O silêncio

Exceto a luz do enfeite natalino que brilha pendurado na janela do prédio vizinho e ultrapassa a janela da sala em penumbra, piscando em cores multicoloridas, não há nada mais que anuncie dentro da casa algum tipo de vida. Digo, vida além da minha andando pelo corredor que liga os cômodos, numa ansiedade meio tédio, meio tristeza, meio amargor.
Ainda ontem um amigo perguntou-me com um entusiasmo frenético, onde iria passar a noite de Natal. Respondi seco e rápido: em casa. Ainda assim deixou o convite de passar com ele e sua família a noite do nascimento do Menino. Naquele momento não tinha idéia de como a solidão em noites assim é cruel, e nem me dei conta de que há um mês estava separado.
Poderia, se tivesse entusiasmo, ligar para aquele amigo e anunciar que precisava de companhia para tal noite, e aceitar o convite refutado em noite anterior. No entanto, não encontrava nenhum ânimo para pegar o telefone e discar os números.
Lembro-me do último Natal em casa quando ainda estava casado. Muitos presentes foram trocados, muita bebida. Os sorrisos falsos ardendo de mentira. Ali percebi que a hipocrisia não me caía muito bem. Ali também meu casamento se mostrou opaco, sei lá, acho que fosco... Mesmo assim, sinto falta daquilo agora. Acho que da presença de gente e euforia. O Caetano está certo naquela música, quando diz que precisamos reconhecer o valor necessário do ato hipócrita.
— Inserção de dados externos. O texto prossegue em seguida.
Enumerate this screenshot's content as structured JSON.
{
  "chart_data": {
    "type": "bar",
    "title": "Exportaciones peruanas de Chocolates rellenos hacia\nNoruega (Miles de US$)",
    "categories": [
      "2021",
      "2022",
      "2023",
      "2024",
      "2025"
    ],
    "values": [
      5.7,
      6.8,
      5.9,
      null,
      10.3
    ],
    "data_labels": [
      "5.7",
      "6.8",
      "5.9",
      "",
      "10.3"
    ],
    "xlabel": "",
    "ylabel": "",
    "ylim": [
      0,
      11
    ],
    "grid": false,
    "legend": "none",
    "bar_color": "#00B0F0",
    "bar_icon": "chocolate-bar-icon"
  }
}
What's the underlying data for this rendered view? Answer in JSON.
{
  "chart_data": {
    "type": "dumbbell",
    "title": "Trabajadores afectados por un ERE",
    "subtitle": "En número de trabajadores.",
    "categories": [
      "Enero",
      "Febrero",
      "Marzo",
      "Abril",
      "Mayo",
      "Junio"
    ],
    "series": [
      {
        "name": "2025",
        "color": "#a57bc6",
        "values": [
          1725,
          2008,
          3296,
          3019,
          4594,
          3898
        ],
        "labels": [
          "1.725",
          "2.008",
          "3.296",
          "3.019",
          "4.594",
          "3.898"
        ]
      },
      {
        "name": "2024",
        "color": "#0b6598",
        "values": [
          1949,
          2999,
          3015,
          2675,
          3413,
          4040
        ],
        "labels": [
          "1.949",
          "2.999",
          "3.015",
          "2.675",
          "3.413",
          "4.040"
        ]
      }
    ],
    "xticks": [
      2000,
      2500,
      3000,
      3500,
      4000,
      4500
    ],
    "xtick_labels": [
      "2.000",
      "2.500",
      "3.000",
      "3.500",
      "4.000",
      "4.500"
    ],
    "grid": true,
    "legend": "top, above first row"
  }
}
Boa idéia: posso ouvir Caetano Veloso e beber cerveja, e descansar os pés, as pernas, o ombro, os rins, o coração, a bacia, o pulmão, a cabeça. Sei não... Caetano mais instiga que asserena. Ainda mais nesse cd Ce, que é um jogo triplo de palavras e intenções. Melhor não. Deixemos o Caetano descansando impávido no disco brilhante dentro de sua bela, simples e bem pensada capa.
Abro então a geladeira num misto de vingança e horror ao silêncio da cozinha, talvez uma cerveja me escolte e instigue a ligar a TV, talvez... Quando chego à sala e as luzes voltam a lembrar que é noite de Natal, desisto imediatamente da idéia. Também, TV pra quê? Certamente o que estaria infestando os vários canais, seriam as notícias sobre a festividade natalina.
A cerveja, embora na temperatura ideal, não me apetece nenhuma vontade. Meu único desejo é que a tal noite de Natal voe para longe e alcance a manhã.
O telefone, impávido, continua residindo em seu lugar convencional. Talvez alguém tenha telefonado enquanto estive no banho, ou na mais cínica das hipóteses que tento inventar para meu ego destratado, ele estivesse com algum problema técnico. Pego o aparelho e ouço o som de linha. O telefone está ótimo amigo, deixe de bobagem ninguém ligou mesmo, simples assim.
Estou irremediavelmente sozinho nessa noite de Natal. E fico pensando: o que será que esse silêncio quer dizer? Os filósofos dizem que o silêncio também é linguagem. Papo furado. O silêncio é essa agonia em busca de uma palavra qualquer, um consolo qualquer, numa urgência que incomoda e dói até as unhas.